ULID vs UUID vs ID - Pros and Cons

Pros of using ULIDs for indentifiers and how they can simplify developing microservices

What's the issue

Unique Identifiers are a thing that most developers don't think on the start of designing a database. When working with SQL databases most of us find an ID that SQL generates on its own pretty sufficient but when working with microservices number IDs are falling in the water. Let's see what are existing pros and cons of each approach:

Number ID

A most well-known type of IDs. It regularly starts with 1 (0 on some occasions). Let's see what are pros and cons of using it:

Pros

  • Easy to understand at first sight
  • Easy to sort

Cons

  • Completely useless when working with microservices
  • Potential security risk

When microservices started getting mainstream, developers started using UUID that existed from the 1980s to get over the shortcomings of Numeric ID's

UUID

UUID Universally unique identifier (UUID) also known as a globally unique identifier (GUID) uses 128 bits to store random identifiers. For example, the number of random version-4 UUIDs which need to be generated in order to have a 50% probability of at least one collision is 2.71 quintillion. This number is equivalent to generating 1 billion UUIDs per second for about 85 years.

UUIDs are often represented as 32-digits hexadecimal strings:

123e4567-e89b-12d3-a456-426614174000

Pros

  • Decentralized way of generating IDs
  • No way of getting the same ID across different applications

Cons

  • No way of sorting

UUIDs saved so much work for developers but ULID fixed one of the last shortcomings of UUID: Sorting

ULID

ULIDs are also using 128 bits to store identifiers but this time first 48 bits are used for timestamps while the rest of 80 bits are used for randomness. This is a key difference between it and UUID because it gives as the possibility to sort them. ULID is even lexicographically sortable which gives us the ability to sort them as strings!

As now identifier is bound to timestamps, we can create as much as 1.21e+24 unique ULIDs per millisecond. While UUID is theoretically can't be duplicated in practice it happens that some faulty implementations of concepts left people with multiple same identifiers for different data. While human error is still possible with ULIDs, it's a lot more unlikely.
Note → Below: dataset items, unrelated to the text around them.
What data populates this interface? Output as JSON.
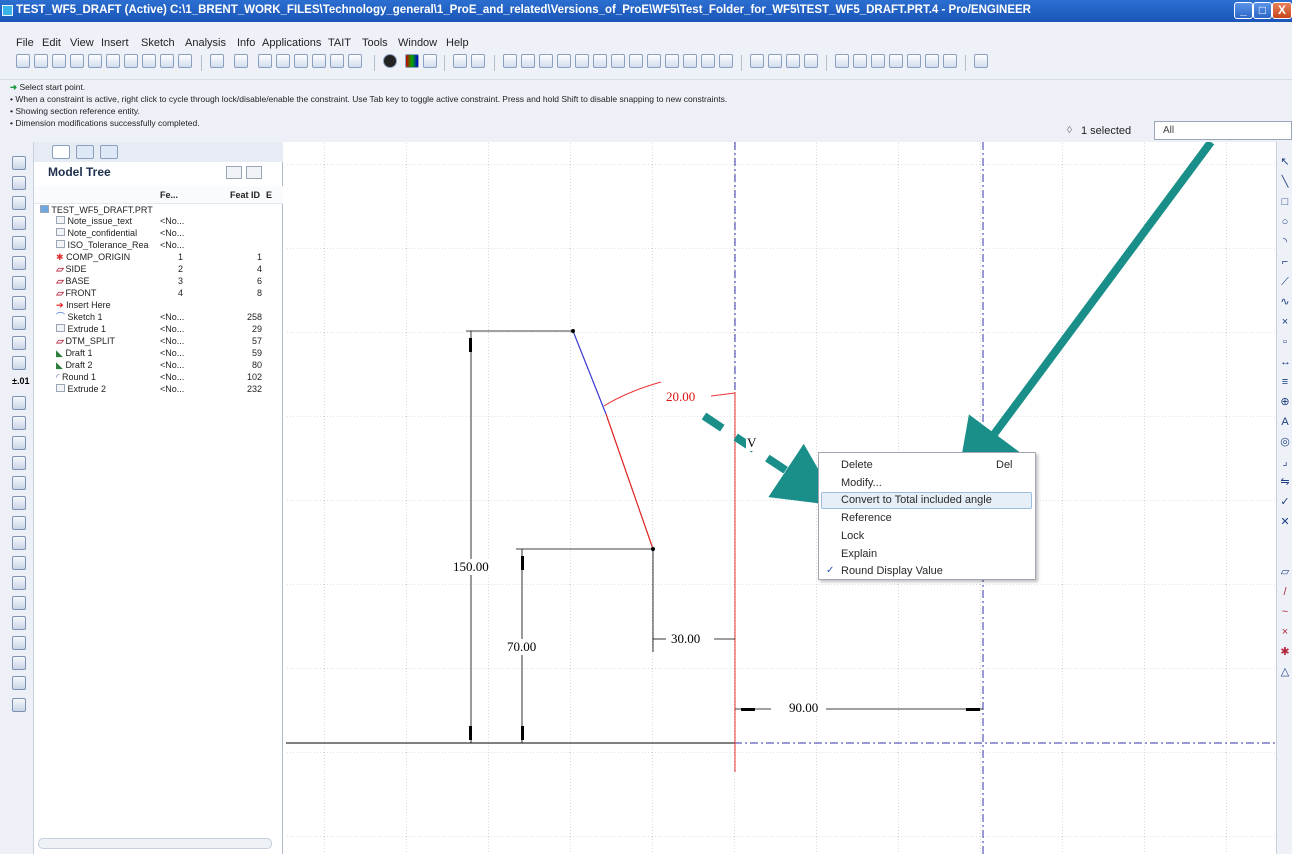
{
  "window": {
    "title": "TEST_WF5_DRAFT (Active) C:\\1_BRENT_WORK_FILES\\Technology_general\\1_ProE_and_related\\Versions_of_ProE\\WF5\\Test_Folder_for_WF5\\TEST_WF5_DRAFT.PRT.4 - Pro/ENGINEER",
    "minimize": "_",
    "maximize": "□",
    "close": "X"
  },
  "menu": [
    "File",
    "Edit",
    "View",
    "Insert",
    "Sketch",
    "Analysis",
    "Info",
    "Applications",
    "TAIT",
    "Tools",
    "Window",
    "Help"
  ],
  "messages": [
    "Select start point.",
    "• When a constraint is active, right click to cycle through lock/disable/enable the constraint. Use Tab key to toggle active constraint. Press and hold Shift to disable snapping to new constraints.",
    "• Showing section reference entity.",
    "• Dimension modifications successfully completed."
  ],
  "selection": {
    "count": "1 selected",
    "filter": "All"
  },
  "model_tree": {
    "title": "Model Tree",
    "columns": [
      "Fe...",
      "Feat ID",
      "E"
    ],
    "rows": [
      {
        "name": "TEST_WF5_DRAFT.PRT",
        "fe": "",
        "id": ""
      },
      {
        "name": "Note_issue_text",
        "fe": "<No...",
        "id": ""
      },
      {
        "name": "Note_confidential",
        "fe": "<No...",
        "id": ""
      },
      {
        "name": "ISO_Tolerance_Rea",
        "fe": "<No...",
        "id": ""
      },
      {
        "name": "COMP_ORIGIN",
        "fe": "1",
        "id": "1"
      },
      {
        "name": "SIDE",
        "fe": "2",
        "id": "4"
      },
      {
        "name": "BASE",
        "fe": "3",
        "id": "6"
      },
      {
        "name": "FRONT",
        "fe": "4",
        "id": "8"
      },
      {
        "name": "Insert Here",
        "fe": "",
        "id": ""
      },
      {
        "name": "Sketch 1",
        "fe": "<No...",
        "id": "258"
      },
      {
        "name": "Extrude 1",
        "fe": "<No...",
        "id": "29"
      },
      {
        "name": "DTM_SPLIT",
        "fe": "<No...",
        "id": "57"
      },
      {
        "name": "Draft 1",
        "fe": "<No...",
        "id": "59"
      },
      {
        "name": "Draft 2",
        "fe": "<No...",
        "id": "80"
      },
      {
        "name": "Round 1",
        "fe": "<No...",
        "id": "102"
      },
      {
        "name": "Extrude 2",
        "fe": "<No...",
        "id": "232"
      }
    ]
  },
  "dimensions": {
    "angle": "20.00",
    "height_150": "150.00",
    "height_70": "70.00",
    "offset_30": "30.00",
    "offset_90": "90.00",
    "v_label": "V"
  },
  "context_menu": {
    "items": [
      "Delete",
      "Modify...",
      "Convert to Total included angle",
      "Reference",
      "Lock",
      "Explain",
      "Round Display Value"
    ],
    "shortcut_delete": "Del",
    "check": "✓"
  },
  "colors": {
    "annotation_arrow": "#1a8f8a",
    "dimension_red": "#dd1111",
    "sketch_blue": "#3a3ad0",
    "title_bar": "#1f5fc4"
  }
}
ULIDs are represented as 26 character string:

0001EHZADJ5FDB1RJS00JK7VD8

From this ULID we can extract timestamps and random parts:

2019-07-05 15:49:06 5FDB1RJS00JK7VD8

As you can see first 10 characters contain a date and time of ULID.

Note: Sorting is working only for the timestamp part. We could not find out which of two ULIDs created at same millisecond is created first

Summary

Right now, if we take your regular table in SQL we can see something like this:

  1. ID: People still feel more comfortable with including it
  2. created_at: Timestamps
  3. UUID: For working with other (micro)services

As we concluded all of things up could be replaced with ULID.